Tagwirei’s Sakunda provided funding for Command Agriculture in an opaque scheme which the opposition has demanded must be investigated.

The Youth League advised Ncube to “be sober and responsible in difficult economic circumstances like these, to be mature and to remain focused on the revival of the economy.”

It was a stunning public rebuke, and privately, Ncube was being roasted by Chiwenga’s emissaries. By Monday, Ncube had been forced to cut his man loose – even as the Reserve Bank suspended four directors he had named as corrupt. A partial victory.

The other members of the Taskforce, having watched the fallout, ran to the mountains. Parirenyatwa said she had never been approached. Musasiwa also told ZimLive he had no idea he had been drafted.

“I don’t work for crooks, thieves and murderers. Give the baby his jiggies and we can all prosper,” Musasiwa said, the baby reference used for Nelson Chamisa, leader of the Movement for Democratic Change who maintains that he was robbed of an election victory in July.

Ncube told friends Mutumanje, whose hiring he conceded had been “inappropriate”, had moved too fast in a way that drew attention to himself.

“He felt Mutumanje had found a way to make it all about himself and in the end the key message was lost. These guys were given information, but Mutumanje became quite reckless about it. The Taskforce died a stillbirth,” an associate of the minister said, asking not to be named.

Ncube, just two months into his job, has drawn quite an impressive cast of enemies.

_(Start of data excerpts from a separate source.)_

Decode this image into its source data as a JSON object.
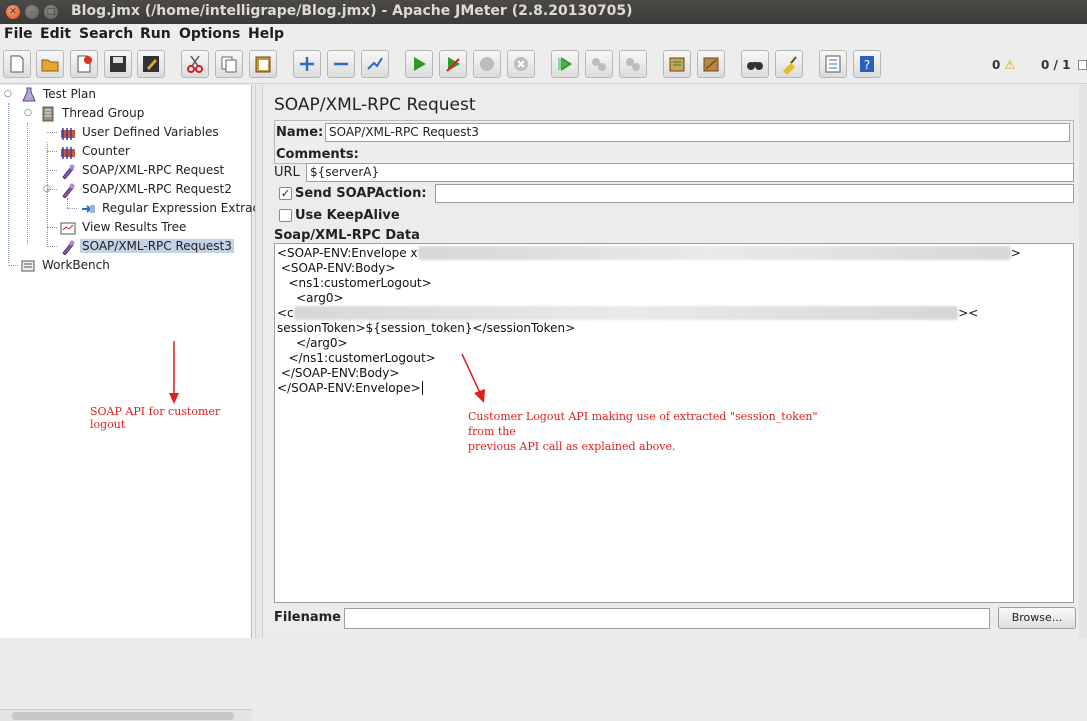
{
  "window": {
    "title": "Blog.jmx (/home/intelligrape/Blog.jmx) - Apache JMeter (2.8.20130705)"
  },
  "menubar": {
    "items": [
      "File",
      "Edit",
      "Search",
      "Run",
      "Options",
      "Help"
    ]
  },
  "toolbar": {
    "buttons": [
      "new-icon",
      "open-icon",
      "close-icon",
      "save-icon",
      "save-as-icon",
      "cut-icon",
      "copy-icon",
      "paste-icon",
      "expand-icon",
      "collapse-icon",
      "toggle-icon",
      "start-icon",
      "start-no-timers-icon",
      "stop-icon",
      "shutdown-icon",
      "remote-start-icon",
      "remote-stop-icon",
      "remote-shutdown-icon",
      "clear-icon",
      "clear-all-icon",
      "search-icon",
      "reset-search-icon",
      "function-helper-icon",
      "help-icon"
    ],
    "warning_count": "0",
    "threads": "0 / 1"
  },
  "tree": {
    "nodes": [
      {
        "label": "Test Plan",
        "icon": "test-plan-icon"
      },
      {
        "label": "Thread Group",
        "icon": "thread-group-icon"
      },
      {
        "label": "User Defined Variables",
        "icon": "config-element-icon"
      },
      {
        "label": "Counter",
        "icon": "config-element-icon"
      },
      {
        "label": "SOAP/XML-RPC Request",
        "icon": "sampler-icon"
      },
      {
        "label": "SOAP/XML-RPC Request2",
        "icon": "sampler-icon"
      },
      {
        "label": "Regular Expression Extrac",
        "icon": "post-processor-icon"
      },
      {
        "label": "View Results Tree",
        "icon": "listener-icon"
      },
      {
        "label": "SOAP/XML-RPC Request3",
        "icon": "sampler-icon",
        "selected": true
      },
      {
        "label": "WorkBench",
        "icon": "workbench-icon"
      }
    ],
    "annotation": "SOAP API for customer logout"
  },
  "panel": {
    "title": "SOAP/XML-RPC Request",
    "name_label": "Name:",
    "name_value": "SOAP/XML-RPC Request3",
    "comments_label": "Comments:",
    "url_label": "URL",
    "url_value": "${serverA}",
    "send_soapaction_label": "Send SOAPAction:",
    "send_soapaction_checked": true,
    "soapaction_value": "",
    "keepalive_label": "Use KeepAlive",
    "keepalive_checked": false,
    "data_label": "Soap/XML-RPC Data",
    "data_lines": [
      "<SOAP-ENV:Envelope x",
      " <SOAP-ENV:Body>",
      "   <ns1:customerLogout>",
      "     <arg0>",
      "",
      "<c",
      "sessionToken>${session_token}</sessionToken>",
      "     </arg0>",
      "   </ns1:customerLogout>",
      " </SOAP-ENV:Body>",
      "</SOAP-ENV:Envelope>"
    ],
    "annotation_line1": "Customer Logout API making use of extracted \"session_token\" from the",
    "annotation_line2": "previous API call as explained above.",
    "filename_label": "Filename",
    "filename_value": "",
    "browse_label": "Browse..."
  },
  "colors": {
    "annotation": "#e11d1d",
    "selection": "#c4d2e6",
    "titlebar": "#3c3b37"
  }
}
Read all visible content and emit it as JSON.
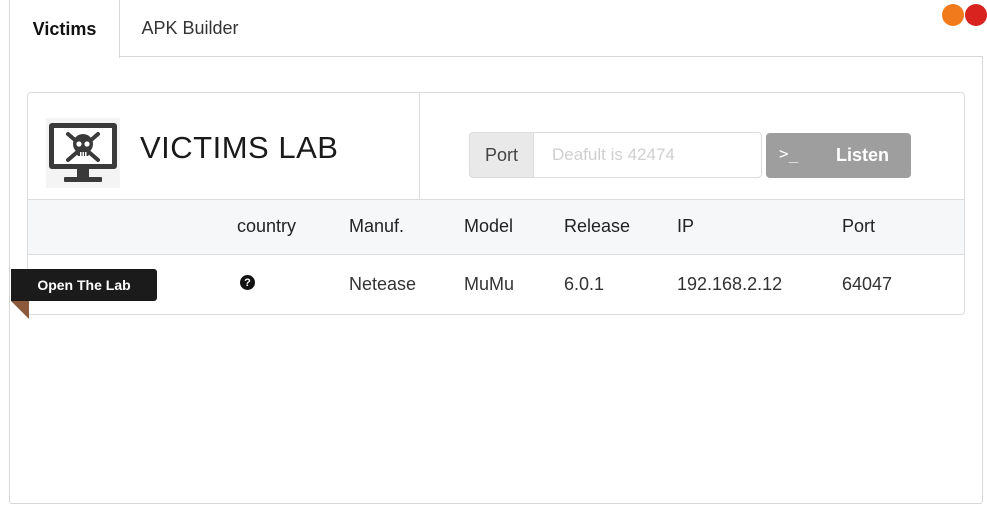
{
  "tabs": [
    {
      "label": "Victims",
      "active": true
    },
    {
      "label": "APK Builder",
      "active": false
    }
  ],
  "window_controls": {
    "colors": [
      "#f07a1c",
      "#d8231f"
    ]
  },
  "lab": {
    "title": "VICTIMS LAB",
    "logo_icon": "computer-skull-icon",
    "port_label": "Port",
    "port_placeholder": "Deafult is 42474",
    "listen_button": {
      "icon": ">_",
      "label": "Listen"
    }
  },
  "table": {
    "columns": [
      "country",
      "Manuf.",
      "Model",
      "Release",
      "IP",
      "Port"
    ],
    "rows": [
      {
        "action_label": "Open The Lab",
        "country_icon": "question-circle-icon",
        "manufacturer": "Netease",
        "model": "MuMu",
        "release": "6.0.1",
        "ip": "192.168.2.12",
        "port": "64047"
      }
    ]
  }
}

The other player in the debacle, who may as yet find herself the target of reprisals, is Monica Mutsvangwa, whose husband, Christopher, has previously made clear his desire to break Trafigura and Sakunda’s dominance of the fuel market. Chris Mutsvangwa has his own investors waiting in the wings – Mining, Oil and Gas Service (MOGS) of South Africa, and an Abu Dhabi oil firm.